Today, I am ready to add another buttress to my claims about Lucy-Fer by pointing out the extremely sacrilegious, hidden significance of the following passage at the very end of Chapter 24 of S&S:
“The visit of the Miss Steeles at Barton Park was lengthened far beyond what the first invitation implied. Their favour increased; they could not be spared; Sir John would not hear of their going; and in spite of their numerous and long arranged engagements in Exeter, in spite of the absolute necessity of returning to fulfill them immediately, which was in full force at the end of every week, they were prevailed on to stay nearly two months at the park, and to assist in the due celebration of that festival which requires a more than ordinary share of private balls and large dinners to proclaim its importance.”

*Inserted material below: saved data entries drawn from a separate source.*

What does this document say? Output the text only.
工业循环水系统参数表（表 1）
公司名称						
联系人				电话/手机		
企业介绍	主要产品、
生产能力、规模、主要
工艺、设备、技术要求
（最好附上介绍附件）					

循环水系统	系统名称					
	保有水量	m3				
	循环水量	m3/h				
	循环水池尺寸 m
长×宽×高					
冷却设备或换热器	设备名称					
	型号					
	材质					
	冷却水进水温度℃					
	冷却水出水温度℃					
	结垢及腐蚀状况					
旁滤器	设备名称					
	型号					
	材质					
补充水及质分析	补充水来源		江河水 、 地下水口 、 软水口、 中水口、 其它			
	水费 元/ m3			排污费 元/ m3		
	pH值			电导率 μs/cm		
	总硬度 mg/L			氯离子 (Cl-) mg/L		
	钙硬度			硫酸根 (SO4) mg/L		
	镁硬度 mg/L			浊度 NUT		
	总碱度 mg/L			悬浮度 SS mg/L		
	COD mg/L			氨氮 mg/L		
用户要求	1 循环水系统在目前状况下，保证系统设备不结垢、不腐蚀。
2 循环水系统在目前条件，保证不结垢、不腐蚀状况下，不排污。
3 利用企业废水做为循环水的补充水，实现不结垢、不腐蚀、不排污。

As my Subject Line suggests, when you think Lucy Steele as Lucifer, what JA is saying here, with her tongue deeply in her cheek, is that the devil was prevailed upon to stick around at Barton Park for an extra two months, especially so as to be able to celebrate Christmas chez Sir John with his merry social circle. Do you see the sexual pun hiding in plain sight? ----“private balls”? I.e., Lucy aka the devil would delight in proclaiming the importance of Christmas, one of the two most sacred Christian holidays, by engaging in orgies during all twelve days of Christmas. Lucy and Nancy were apparently “featured guest stars” at those revels.
I sincerely question how is it possible for anyone to still suggest, in light of the above, that Jane Austen’s personal brand of Christianity was one of strict adherence to Anglican dogma & propriety. I have trouble imagining a more sacrilegious passage than the above, which involves a giant blasphemy on Christmas, just as, apparently, Sir Francis Dashwood handled things in real life for many many years. And it’s particularly sacrilegious, because Lucy winds up getting exactly what she wants at the end of the novel—in nowise does Lucy qua Lucifer suffer any adverse consequences or punishment for this blasphemous behavior.
In fact, the Devil actually becomes Elinor’s sister in law!